Sure enough, that crash wasn’t far away. In late February Coronavirus hit the markets ending the decade-long bull run since 2008.

But I saw an opportunity. The flat purchase was delayed in the global lockdown and I began investing in one of the biggest digital transformations the world had ever known. I had already owned Zoom stock since its IPO but bought a lot more when I saw its graph in Google Trends – a tool that shows how popular a search term is in Google. That proved very profitable.

My point here is that a growth approach is thrilling but also volatile.

ETF investing

A more sensible way to invest £1000 UK is using Exchange Traded Funds (ETFs). These are collections of hundreds of stocks and so you are instantly diversified. You could invest your whole £1000 in a single ETF and be confident that your risk is reasonably well spread. There are ETFs for all sorts of purposes – from tracking the basic FTSE 100 or S&P 500 to investing in companies benefitting from ageing populations or global water supplies. Want to invest in tech stocks? Try a NASDAQ ETF.

This is a hands-off approach to investing and allows you to very easily capture the market average – which historically has been very good. With single stocks you need to monitor your portfolio closely but that’s not the case with ETFs. Because these are so passive and don’t require much management, their fees also tend to be very low. Some investment funds charge more than 1% a year which can add up to a significant amount and they may not even beat the market average. With ETFs you will match the market that ETF tracks and pay fees of mere fractions of a percent.


On the subject of low ETF fees, that is why many robo-advisors like Nutmeg and Wealthify use ETFs to provide their portfolios. Personally I prefer the control of managing my own portfolio. In case you hadn’t notice I like a very involved and rather risky approach.

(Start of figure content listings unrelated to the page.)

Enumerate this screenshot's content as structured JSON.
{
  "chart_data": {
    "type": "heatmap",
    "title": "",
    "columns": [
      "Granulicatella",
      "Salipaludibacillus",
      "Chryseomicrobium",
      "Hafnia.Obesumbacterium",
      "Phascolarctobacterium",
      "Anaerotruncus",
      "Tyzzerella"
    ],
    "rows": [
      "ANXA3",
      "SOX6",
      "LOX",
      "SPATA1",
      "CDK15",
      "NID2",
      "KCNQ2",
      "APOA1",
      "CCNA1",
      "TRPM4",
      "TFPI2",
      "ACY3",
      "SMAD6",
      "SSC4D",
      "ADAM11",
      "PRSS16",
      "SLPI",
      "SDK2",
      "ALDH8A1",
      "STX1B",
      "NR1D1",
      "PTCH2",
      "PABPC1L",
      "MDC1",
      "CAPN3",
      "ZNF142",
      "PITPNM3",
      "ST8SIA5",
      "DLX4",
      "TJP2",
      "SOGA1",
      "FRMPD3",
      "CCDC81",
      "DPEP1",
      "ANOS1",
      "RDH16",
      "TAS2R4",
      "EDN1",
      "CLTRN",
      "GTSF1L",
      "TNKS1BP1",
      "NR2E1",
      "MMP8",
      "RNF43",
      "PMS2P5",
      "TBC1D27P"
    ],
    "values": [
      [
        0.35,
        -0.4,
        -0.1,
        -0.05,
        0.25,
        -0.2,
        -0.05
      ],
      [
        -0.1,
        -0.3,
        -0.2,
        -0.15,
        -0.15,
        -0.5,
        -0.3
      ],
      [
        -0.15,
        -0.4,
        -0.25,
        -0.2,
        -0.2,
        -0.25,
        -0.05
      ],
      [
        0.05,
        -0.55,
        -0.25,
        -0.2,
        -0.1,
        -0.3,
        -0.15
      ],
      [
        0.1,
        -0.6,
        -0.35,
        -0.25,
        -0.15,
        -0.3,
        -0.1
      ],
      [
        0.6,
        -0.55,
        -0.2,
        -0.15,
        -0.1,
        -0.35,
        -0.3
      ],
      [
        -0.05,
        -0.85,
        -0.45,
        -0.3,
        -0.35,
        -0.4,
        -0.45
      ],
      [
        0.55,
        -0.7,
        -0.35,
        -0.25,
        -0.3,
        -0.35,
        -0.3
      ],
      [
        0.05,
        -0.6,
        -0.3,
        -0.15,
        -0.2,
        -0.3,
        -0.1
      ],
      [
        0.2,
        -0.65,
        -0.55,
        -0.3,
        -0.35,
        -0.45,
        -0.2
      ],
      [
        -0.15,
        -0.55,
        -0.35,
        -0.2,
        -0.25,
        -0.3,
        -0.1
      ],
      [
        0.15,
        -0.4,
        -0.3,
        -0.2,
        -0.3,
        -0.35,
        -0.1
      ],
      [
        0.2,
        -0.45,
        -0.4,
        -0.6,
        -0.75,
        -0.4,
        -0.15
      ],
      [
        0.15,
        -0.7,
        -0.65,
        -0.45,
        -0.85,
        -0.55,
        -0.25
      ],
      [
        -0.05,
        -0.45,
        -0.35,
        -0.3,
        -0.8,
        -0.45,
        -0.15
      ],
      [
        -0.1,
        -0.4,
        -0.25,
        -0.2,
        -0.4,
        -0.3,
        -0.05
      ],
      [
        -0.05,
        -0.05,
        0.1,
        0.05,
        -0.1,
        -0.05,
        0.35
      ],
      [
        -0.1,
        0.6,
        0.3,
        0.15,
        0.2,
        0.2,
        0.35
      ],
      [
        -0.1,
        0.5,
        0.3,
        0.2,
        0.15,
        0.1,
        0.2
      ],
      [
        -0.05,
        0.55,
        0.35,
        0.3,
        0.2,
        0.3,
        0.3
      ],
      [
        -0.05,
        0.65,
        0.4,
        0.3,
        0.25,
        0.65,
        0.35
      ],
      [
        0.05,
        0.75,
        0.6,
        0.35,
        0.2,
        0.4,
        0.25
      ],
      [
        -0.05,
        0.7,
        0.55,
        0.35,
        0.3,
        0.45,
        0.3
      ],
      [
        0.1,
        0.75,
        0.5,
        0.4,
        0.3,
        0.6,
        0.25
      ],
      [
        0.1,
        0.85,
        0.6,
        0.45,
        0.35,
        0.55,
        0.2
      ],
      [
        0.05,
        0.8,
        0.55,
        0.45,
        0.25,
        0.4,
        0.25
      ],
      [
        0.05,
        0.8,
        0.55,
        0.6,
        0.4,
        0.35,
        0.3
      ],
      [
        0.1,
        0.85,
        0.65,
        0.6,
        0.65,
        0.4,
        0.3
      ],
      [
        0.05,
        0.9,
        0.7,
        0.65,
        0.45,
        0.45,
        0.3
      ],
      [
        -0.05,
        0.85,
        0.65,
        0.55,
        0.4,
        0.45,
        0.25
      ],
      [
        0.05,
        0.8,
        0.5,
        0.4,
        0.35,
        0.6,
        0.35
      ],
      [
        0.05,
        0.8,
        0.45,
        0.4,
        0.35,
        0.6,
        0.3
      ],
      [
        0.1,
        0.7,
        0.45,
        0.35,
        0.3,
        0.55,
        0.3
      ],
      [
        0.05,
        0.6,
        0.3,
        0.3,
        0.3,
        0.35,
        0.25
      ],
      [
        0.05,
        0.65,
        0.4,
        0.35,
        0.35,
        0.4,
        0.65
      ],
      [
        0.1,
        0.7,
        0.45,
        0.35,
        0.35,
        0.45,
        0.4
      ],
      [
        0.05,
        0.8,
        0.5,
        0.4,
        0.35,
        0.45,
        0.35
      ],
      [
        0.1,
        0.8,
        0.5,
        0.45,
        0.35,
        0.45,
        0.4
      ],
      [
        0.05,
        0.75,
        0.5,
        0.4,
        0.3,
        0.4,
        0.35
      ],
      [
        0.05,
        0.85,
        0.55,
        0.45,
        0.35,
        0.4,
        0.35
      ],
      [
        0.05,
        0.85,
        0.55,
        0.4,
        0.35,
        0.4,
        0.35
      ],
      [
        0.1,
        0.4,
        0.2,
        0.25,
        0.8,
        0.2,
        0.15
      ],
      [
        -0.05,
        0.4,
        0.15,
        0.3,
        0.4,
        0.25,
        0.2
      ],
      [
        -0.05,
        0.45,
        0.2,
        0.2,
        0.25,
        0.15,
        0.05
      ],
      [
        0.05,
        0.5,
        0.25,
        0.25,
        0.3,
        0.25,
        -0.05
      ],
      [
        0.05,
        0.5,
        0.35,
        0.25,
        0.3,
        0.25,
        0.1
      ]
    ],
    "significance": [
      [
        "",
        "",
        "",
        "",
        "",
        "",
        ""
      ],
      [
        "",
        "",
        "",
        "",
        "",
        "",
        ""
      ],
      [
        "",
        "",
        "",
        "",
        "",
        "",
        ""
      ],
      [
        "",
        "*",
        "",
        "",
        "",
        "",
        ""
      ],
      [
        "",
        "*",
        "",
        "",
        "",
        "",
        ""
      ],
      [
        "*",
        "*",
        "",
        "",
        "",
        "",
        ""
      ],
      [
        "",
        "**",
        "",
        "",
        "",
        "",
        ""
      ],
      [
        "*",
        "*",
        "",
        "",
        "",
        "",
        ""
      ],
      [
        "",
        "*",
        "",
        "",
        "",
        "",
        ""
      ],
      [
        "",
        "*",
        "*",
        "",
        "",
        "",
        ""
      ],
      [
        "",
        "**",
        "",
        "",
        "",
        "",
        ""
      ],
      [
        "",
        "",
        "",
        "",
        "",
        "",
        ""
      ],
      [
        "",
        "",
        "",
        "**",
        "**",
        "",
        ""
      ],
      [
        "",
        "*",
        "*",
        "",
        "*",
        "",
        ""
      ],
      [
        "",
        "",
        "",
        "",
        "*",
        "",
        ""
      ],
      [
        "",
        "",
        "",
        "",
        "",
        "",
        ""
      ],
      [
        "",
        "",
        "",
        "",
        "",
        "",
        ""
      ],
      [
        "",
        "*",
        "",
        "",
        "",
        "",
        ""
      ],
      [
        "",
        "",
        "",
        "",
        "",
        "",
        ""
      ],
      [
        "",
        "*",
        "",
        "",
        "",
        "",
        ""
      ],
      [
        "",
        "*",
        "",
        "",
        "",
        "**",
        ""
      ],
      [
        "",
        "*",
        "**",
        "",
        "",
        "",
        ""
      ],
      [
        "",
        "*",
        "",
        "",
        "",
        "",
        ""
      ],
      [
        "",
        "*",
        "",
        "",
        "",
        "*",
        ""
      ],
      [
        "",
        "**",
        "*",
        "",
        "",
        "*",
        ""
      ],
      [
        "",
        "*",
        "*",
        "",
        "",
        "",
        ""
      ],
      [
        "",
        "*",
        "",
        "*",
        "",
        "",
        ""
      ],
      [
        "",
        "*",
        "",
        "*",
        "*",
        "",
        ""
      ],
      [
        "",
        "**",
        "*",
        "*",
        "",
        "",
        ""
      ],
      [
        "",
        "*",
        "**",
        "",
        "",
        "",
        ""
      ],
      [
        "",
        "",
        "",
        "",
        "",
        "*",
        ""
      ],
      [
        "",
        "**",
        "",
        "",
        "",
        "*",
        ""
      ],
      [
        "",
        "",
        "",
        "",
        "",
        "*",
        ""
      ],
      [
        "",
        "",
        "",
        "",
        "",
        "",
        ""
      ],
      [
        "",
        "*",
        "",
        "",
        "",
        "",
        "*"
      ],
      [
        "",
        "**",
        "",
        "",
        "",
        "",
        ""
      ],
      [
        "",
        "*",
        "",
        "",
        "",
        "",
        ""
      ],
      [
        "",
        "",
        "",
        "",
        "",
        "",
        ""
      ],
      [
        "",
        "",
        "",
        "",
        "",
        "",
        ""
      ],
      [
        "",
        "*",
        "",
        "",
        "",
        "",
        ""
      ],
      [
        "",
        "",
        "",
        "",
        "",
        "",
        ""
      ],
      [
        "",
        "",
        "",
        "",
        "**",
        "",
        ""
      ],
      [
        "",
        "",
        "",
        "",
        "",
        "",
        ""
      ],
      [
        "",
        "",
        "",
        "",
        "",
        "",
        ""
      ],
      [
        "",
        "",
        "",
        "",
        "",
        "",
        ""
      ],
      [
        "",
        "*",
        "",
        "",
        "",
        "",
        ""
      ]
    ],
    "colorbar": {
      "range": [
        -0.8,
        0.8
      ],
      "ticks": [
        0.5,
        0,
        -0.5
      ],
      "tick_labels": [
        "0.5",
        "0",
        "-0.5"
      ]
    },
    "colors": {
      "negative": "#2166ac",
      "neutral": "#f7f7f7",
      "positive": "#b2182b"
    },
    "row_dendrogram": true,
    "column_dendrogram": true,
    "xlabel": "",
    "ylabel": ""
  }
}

But that costs me a lot of time and there have been times I look at my investing profits and wonder if that time could have been better spent.

If I charged myself the hourly rate for my digital marketing job for the time I spent researching stock investing I would probably have lost money. The trade-off is the long term value now that I have these skills and the insights I can share with you on this blog.

If you want the best way to invest £1000 UK then a robo-advisor could well be for you. They take ETF investing to a new level as they will manage your investment across many ETFs, so you in fact have a diversified bunch of already diversified assets.

The downside is that they can be quite expensive. They are cheaper than a “proper” wealth manager and have very low minimum balances. But their fees on top of ETF fees can add up so they are again around the 1% mark.

But you are paying for a managed portfolio then you have the peace of mind that it really is managed. I still have my first ISA in Wealthify with just a couple of hundred in it. But every now and then I get an email stating that they have made some changes to soften the blows of upcoming volatility. If they think they need to move more of their managed portfolios to shelter safely in cash rather than stocks, they probably will.

So if a totally hands-off approach is for you then a robo-advisor could be the best way to invest £1000 UK for you.